California Firm Seeks Dismissal of $70 Million in Workers’ Comp Charges

October 5, 2009

As part an agreement to resolve criminal charges, Premier Medical Management Systems Inc. of Los Angeles is asking a California Workers’ Compensation Appeals Board judge to dismiss an estimated $70 million of medical bills Premier previously submitted for payment to workers’ compensation insurance carriers.

Premier had submitted several thousand allegedly fraudulent bills to the workers’ compensation insurance companies for services supposedly provided by more than 130 affiliated physicians and clinics.

The dismissal of Premier’s bills culminates seven years of investigation and litigation spearheaded by lead defense attorney Clifford D. Sweet III of Heggeness, Sweet, and Simington & Patrico, a Southern California law firm.

In the case, Sweet and his law firm represented Insurance Co. of the West, Explorer Insurance and The Travelers Cos. In court documents, Sweet claimed that Premier’s bills were the product of a complex “pay to play” cross-referral network of physicians preying upon unsuspecting injured workers to submit unlawful fraudulent bills for services never rendered. Sweet claimed that Premier was unlawfully practicing medicine, engaging in illegal fee-sharing, illegally referring business and fabricating medical charges.

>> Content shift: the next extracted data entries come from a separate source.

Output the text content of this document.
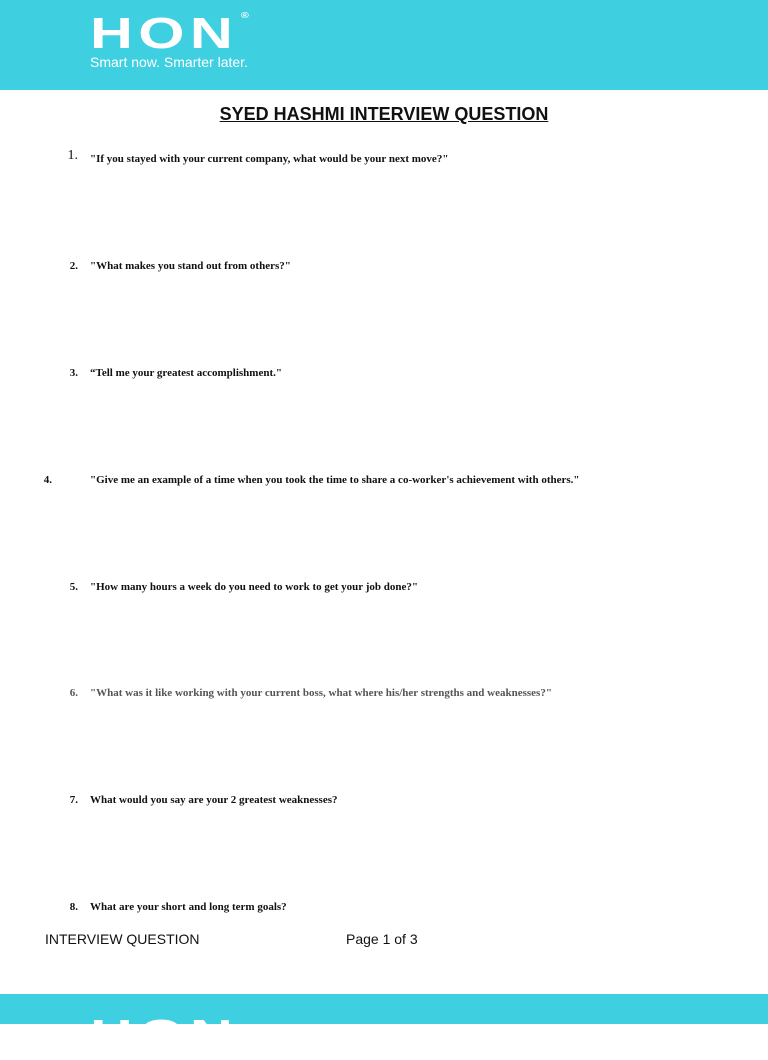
HON ®
Smart now. Smarter later.
SYED HASHMI INTERVIEW QUESTION
1. "If you stayed with your current company, what would be your next move?"
2. "What makes you stand out from others?"
3. “Tell me your greatest accomplishment."
4.	"Give me an example of a time when you took the time to share a co-worker's achievement with others."
5. "How many hours a week do you need to work to get your job done?"
6. "What was it like working with your current boss, what where his/her strengths and weaknesses?"
7. What would you say are your 2 greatest weaknesses?
8. What are your short and long term goals?
INTERVIEW QUESTION	Page 1 of 3
HON
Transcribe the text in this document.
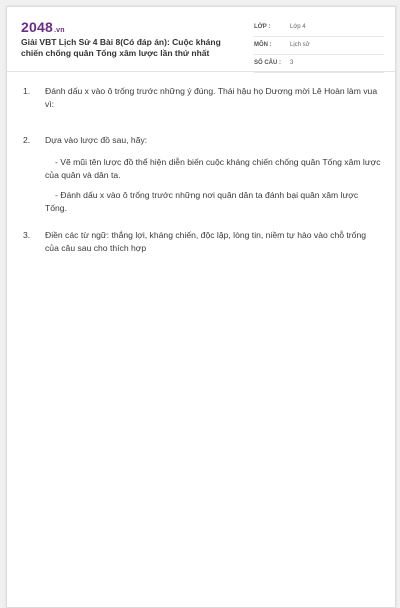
2048.vn
Giải VBT Lịch Sử 4 Bài 8(Có đáp án): Cuộc kháng chiến chống quân Tống xâm lược lần thứ nhất
LỚP :	Lớp 4
MÔN :	Lịch sử
SỐ CÂU : 3
1. Đánh dấu x vào ô trống trước những ý đúng. Thái hậu họ Dương mời Lê Hoàn làm vua vì:
2. Dựa vào lược đồ sau, hãy:
- Vẽ mũi tên lược đồ thể hiện diễn biến cuộc kháng chiến chống quân Tống xâm lược của quân và dân ta.
- Đánh dấu x vào ô trống trước những nơi quân dân ta đánh bại quân xâm lược Tống.
3. Điền các từ ngữ: thắng lợi, kháng chiến, độc lập, lòng tin, niềm tự hào vào chỗ trống của câu sau cho thích hợp
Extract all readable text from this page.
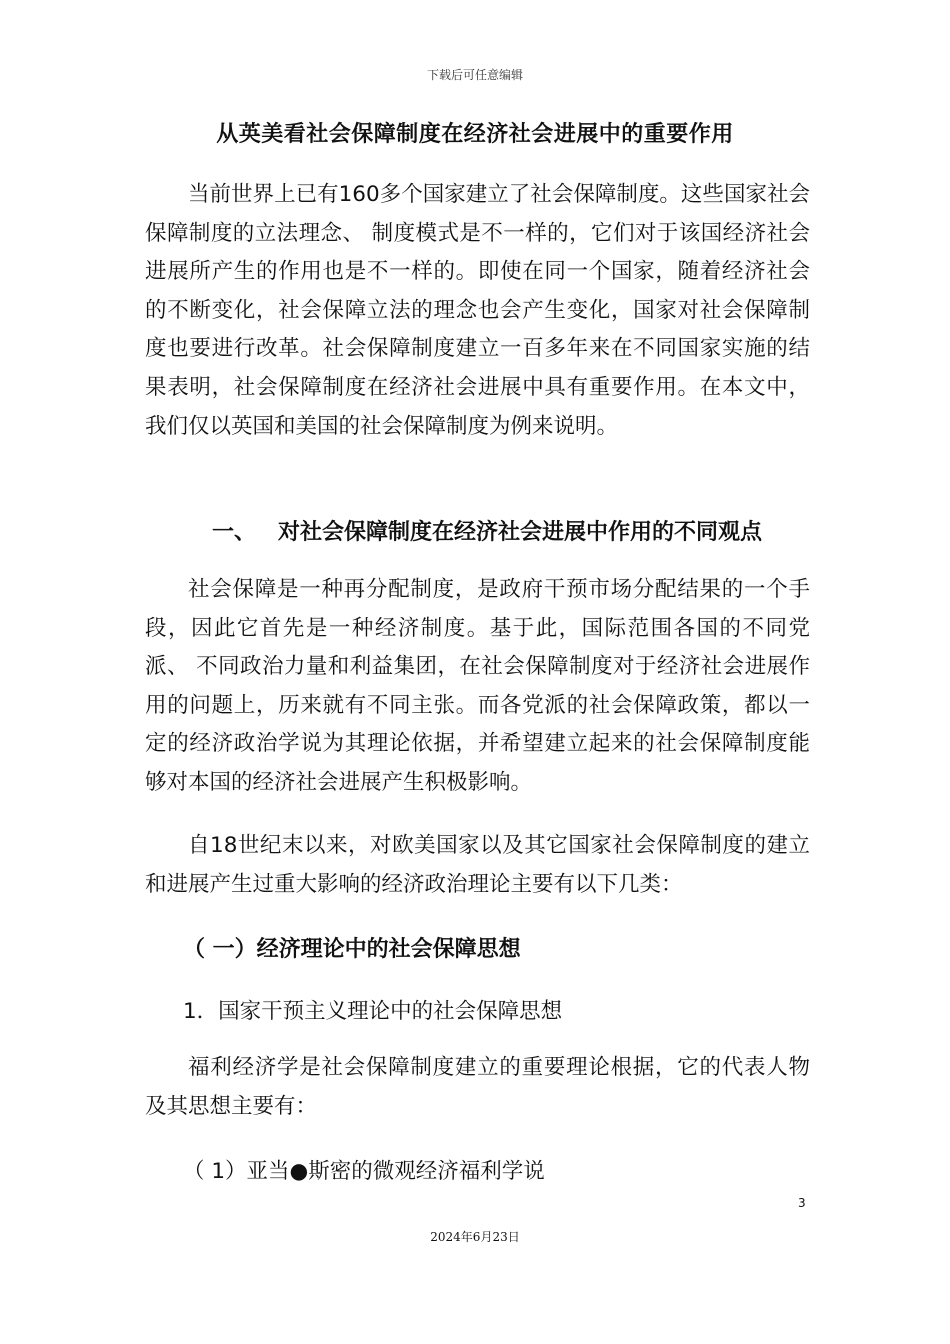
下载后可任意编辑
从英美看社会保障制度在经济社会进展中的重要作用

当前世界上已有160多个国家建立了社会保障制度。这些国家社会保障制度的立法理念、 制度模式是不一样的，它们对于该国经济社会进展所产生的作用也是不一样的。即使在同一个国家，随着经济社会的不断变化，社会保障立法的理念也会产生变化，国家对社会保障制度也要进行改革。社会保障制度建立一百多年来在不同国家实施的结果表明，社会保障制度在经济社会进展中具有重要作用。在本文中，我们仅以英国和美国的社会保障制度为例来说明。

一、 对社会保障制度在经济社会进展中作用的不同观点

社会保障是一种再分配制度，是政府干预市场分配结果的一个手段，因此它首先是一种经济制度。基于此，国际范围各国的不同党派、 不同政治力量和利益集团，在社会保障制度对于经济社会进展作用的问题上，历来就有不同主张。而各党派的社会保障政策，都以一定的经济政治学说为其理论依据，并希望建立起来的社会保障制度能够对本国的经济社会进展产生积极影响。

自18世纪末以来，对欧美国家以及其它国家社会保障制度的建立和进展产生过重大影响的经济政治理论主要有以下几类：

（ 一）经济理论中的社会保障思想
1．国家干预主义理论中的社会保障思想

福利经济学是社会保障制度建立的重要理论根据，它的代表人物及其思想主要有：

（ 1）亚当●斯密的微观经济福利学说
3
2024年6月23日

A multiagency law enforcement task forced headed by Los Angeles County Deputy District Attorney Albert H. MacKenzie launched a criminal investigation of Premier and its executives David Wayne Fish and former attorney Birger Greg Bacino. A search warrant, based on the affidavit of California Department of Insurance Fraud Investigator Jodie L. Hope, was executed on Premier and others revealing widespread unlawful patient capping and referrals to multiple Southern California workers’ comp lawyers.

Premier and some of its affiliated physicians unsuccessfully filed two retaliatory lawsuits against Sweet’s clients and other participating insurance carriers, according to lawyers. Those claims were thrown out by the courts as improper SLAPP lawsuits (strategic lawsuit against public participation). The criminal investigation is ongoing.